The thing is, it makes me wonder even more: if “smart pricing” is really taking ROI into account accurately, why are overall conversion rates so low on Google? Maybe it really is demographics…or maybe the algorithm still results in higher than justified CPCs paid. It’s hard to know for sure, since the alorithm is not public, but two facts seem to remain: compared to other search engines, Google conversion rates are low; and compared to other contextual ad networks, Google CPCs paid are high.

Designing for power laws

February 13th, 2006

Ben Hyde makes the great point that systems are often designed with an implicit assumption of uniformity in traffic loads, when in fact these loads usually follow a power law. Ben focuses mostly on network design, but this point is just as valid for application design.

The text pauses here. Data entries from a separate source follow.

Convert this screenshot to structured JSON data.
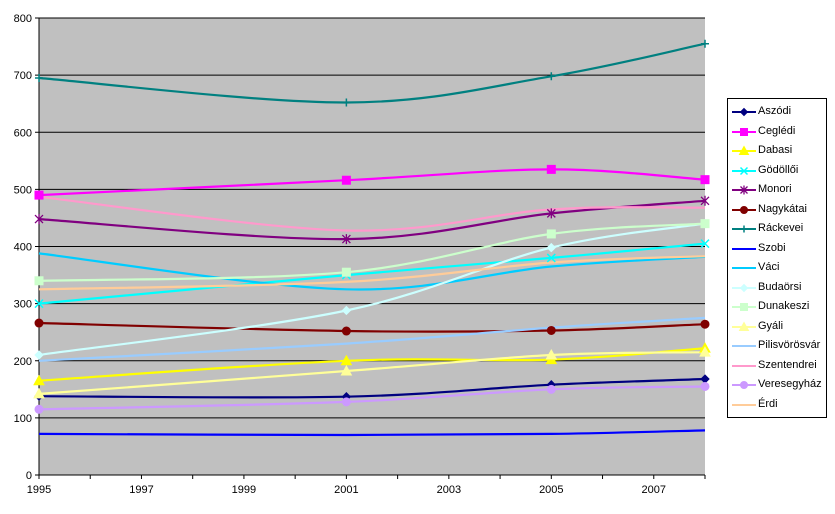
{
  "chart_data": {
    "type": "line",
    "title": "",
    "xlabel": "",
    "ylabel": "",
    "xlim": [
      1995,
      2008
    ],
    "ylim": [
      0,
      800
    ],
    "x": [
      1995,
      2001,
      2005,
      2008
    ],
    "x_ticks": [
      1995,
      1997,
      1999,
      2001,
      2003,
      2005,
      2007
    ],
    "y_ticks": [
      0,
      100,
      200,
      300,
      400,
      500,
      600,
      700,
      800
    ],
    "grid": "horizontal",
    "legend_position": "right",
    "plot_background": "#c0c0c0",
    "series": [
      {
        "name": "Aszódi",
        "color": "#000080",
        "marker": "diamond",
        "values": [
          138,
          137,
          158,
          168
        ]
      },
      {
        "name": "Ceglédi",
        "color": "#ff00ff",
        "marker": "square",
        "values": [
          490,
          516,
          535,
          517
        ]
      },
      {
        "name": "Dabasi",
        "color": "#ffff00",
        "marker": "triangle",
        "values": [
          165,
          200,
          202,
          222
        ]
      },
      {
        "name": "Gödöllői",
        "color": "#00ffff",
        "marker": "x",
        "values": [
          300,
          350,
          380,
          405
        ]
      },
      {
        "name": "Monori",
        "color": "#800080",
        "marker": "star",
        "values": [
          448,
          413,
          458,
          480
        ]
      },
      {
        "name": "Nagykátai",
        "color": "#800000",
        "marker": "circle",
        "values": [
          266,
          252,
          253,
          264
        ]
      },
      {
        "name": "Ráckevei",
        "color": "#008080",
        "marker": "plus",
        "values": [
          695,
          652,
          698,
          755
        ]
      },
      {
        "name": "Szobi",
        "color": "#0000ff",
        "marker": "none",
        "values": [
          72,
          70,
          72,
          78
        ]
      },
      {
        "name": "Váci",
        "color": "#00ccff",
        "marker": "none",
        "values": [
          388,
          325,
          365,
          382
        ]
      },
      {
        "name": "Budaörsi",
        "color": "#ccffff",
        "marker": "diamond",
        "values": [
          210,
          288,
          398,
          440
        ]
      },
      {
        "name": "Dunakeszi",
        "color": "#ccffcc",
        "marker": "square",
        "values": [
          340,
          355,
          422,
          440
        ]
      },
      {
        "name": "Gyáli",
        "color": "#ffff99",
        "marker": "triangle",
        "values": [
          142,
          182,
          210,
          215
        ]
      },
      {
        "name": "Pilisvörösvár",
        "color": "#99ccff",
        "marker": "none",
        "values": [
          200,
          230,
          258,
          275
        ]
      },
      {
        "name": "Szentendrei",
        "color": "#ff99cc",
        "marker": "none",
        "values": [
          487,
          428,
          465,
          468
        ]
      },
      {
        "name": "Veresegyház",
        "color": "#cc99ff",
        "marker": "circle",
        "values": [
          115,
          128,
          150,
          155
        ]
      },
      {
        "name": "Érdi",
        "color": "#ffcc99",
        "marker": "none",
        "values": [
          325,
          338,
          372,
          383
        ]
      }
    ]
  }
}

It’s understandable that this happens: you sit down to design the system, and figure “OK, if a user does X then we’ll look up record Y and do Z” when in fact the reality is that most actions will be a small subset of the possible ones and will be initiated by a small subset of users. Keeping this in mind can change your design in a major way; *not* taking this into account can frustrate the users who account for the majority of activity and whose opinions have a big effect on the reputation of your app. At an even higher level, this gets beyond performance and into the realm of features. Specific solutions for dealing with “power users” such as “expert modes” have a mixed reputation, but ignoring the problem won’t make it go away.

It’s interesting that this point runs contrary to the usual “long tail” argument that focuses attention on the *less* active users or objects. I guess the lesson is that we should design for both the head and the tail, and not fall into the trap of designing for a mythical “average user” who doesn’t really exist.

Mashups

February 1st, 2006

MashupCamp looks to be a great event, although with 300 attendees, a museum host, and sponsorship by Sun, Microsoft, Yahoo, and eBay, it probably won’t be the same kind of sweaty, seat-of-the-pants affair that other “camps” have been.

In the meantime, I don’t know how I missed it up until now but John Musser’s ProgrammableWeb site on mashups is just amazing, especially the mashup matrix. If you haven’t seen it already, check it out.